OPINION: Insights from an “outsider”
on December 10, 2014
“Excuse me, are you two related?”
“Us? Oh no, we’re reporters with Richmond Confidential.”
“Oh, okay,” the elderly man chuckled as he heard our reply. “I saw you two walking around Richmond so fast earlier today, you looked like you were trying to get out of a bad neighborhood or something! You with the blue and that thing over your head, and you with those boots! At first I thought you were a funny-looking couple, but I guess not.”
Candese Charles, another reporter with Richmond Confidential, and I had spent Election Day walking around Richmond working — gathering as much public opinion from residents on the “street” as we could for our publication’s election coverage.
The blue thing I was wearing was a long, flowy dress that I fashioned into a hijab appropriate shirt-dress, and the thing on my head was my hijab. Candese, who happens to be African-American, was wearing knee-high leather boots.
Being “foreign” to Richmond, I find myself thinking about my presence (both physical and not) as an “outsider” and how it affects my reporting.
As a writer from the American-Muslim community, my goal is always to be a “creator” rather than a “reactor” (many post-9/11 American Muslims have fallen into the trap of reacting rather than creating). When I began writing for Richmond Confidential, I made the conscious decision to cover as many stories that created rather than reacted as possible.
Although my headscarf and way of dress may seem a little out of place in Richmond, I always looked for ways to use my background and particular insights to bring into my reporting. For example, as someone with Asian heritage, it was my pleasure to cover Richmond’s Southeast Asian Youth Leadership (SEAYL) group and highlight their work throughout the semester — a community that has largely been underreported when the news isn’t about violence or death. It means recognizing a community for its cultural assets, not its problems.
As reporters, it’s tempting to want to “erase” our backgrounds when we write stories. However, I understand that no matter what I write, my stories will always be shaped and influenced by my past experiences. I’m Muslim, and I’m American. I’m from the Midwest, and I’ve lived on both the East and West Coasts.
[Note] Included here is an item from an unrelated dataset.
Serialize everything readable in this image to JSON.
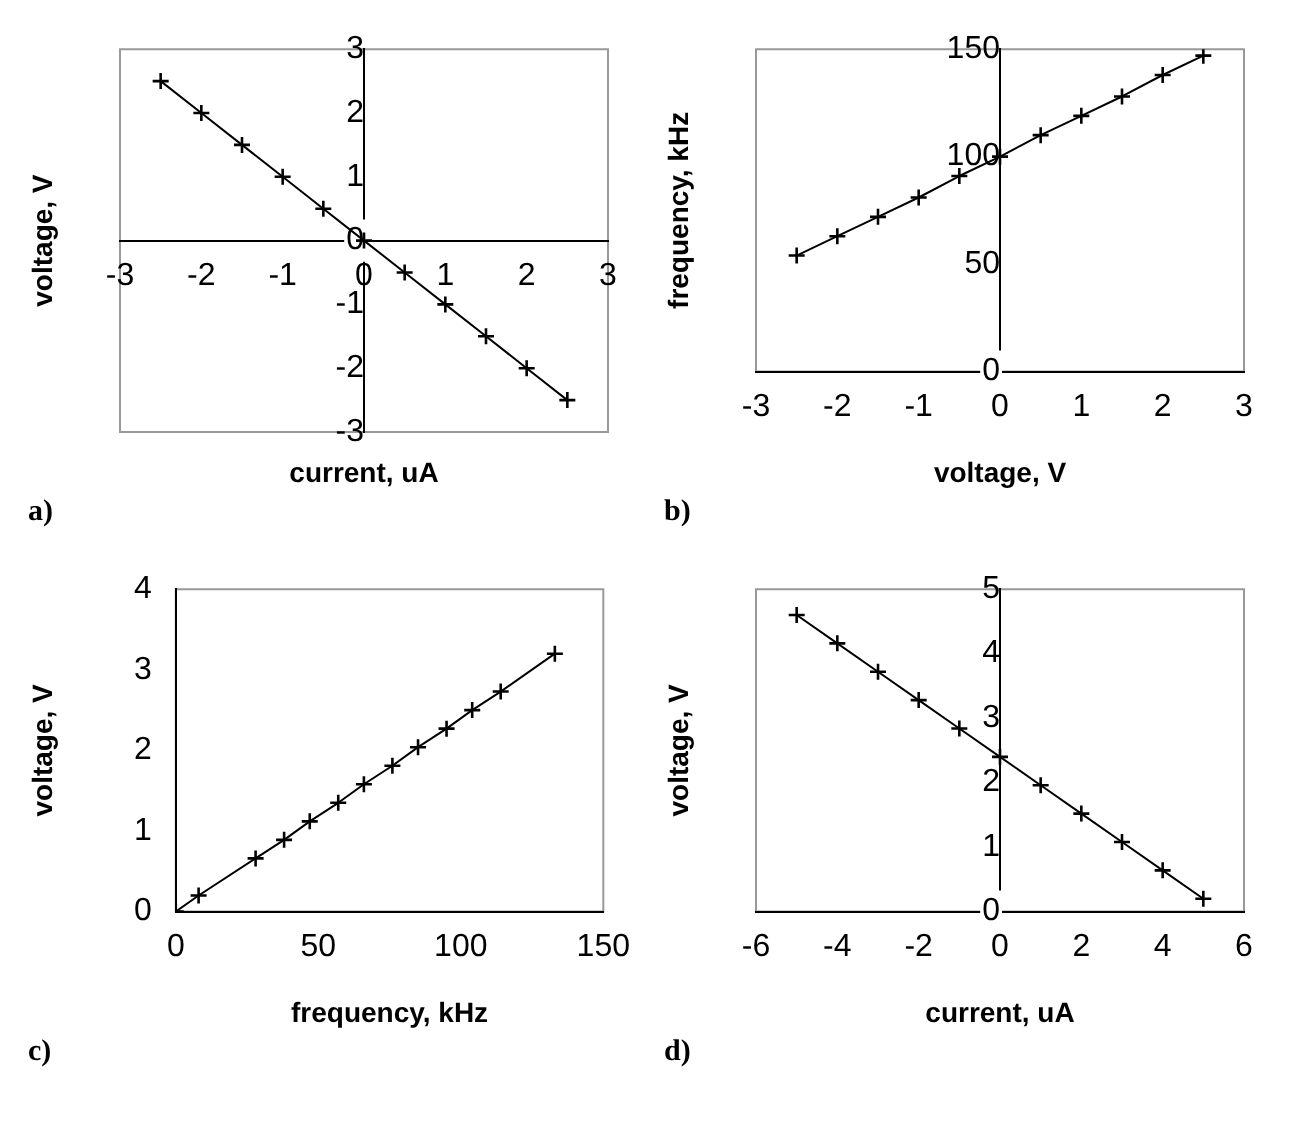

My parents are Pakistani (and Afghani and Burmese) and I grew up in the suburbs of Chicago. The list could go on and on, but I welcome the idea that my present identity is an amalgamation of a lot of unordinary circumstances.
I understand that my perspective is unique, and I happily acknowledge that I’ll always bring a piece of my identity into my reporting. And I’ll go so far as to say that that probably makes my reporting better.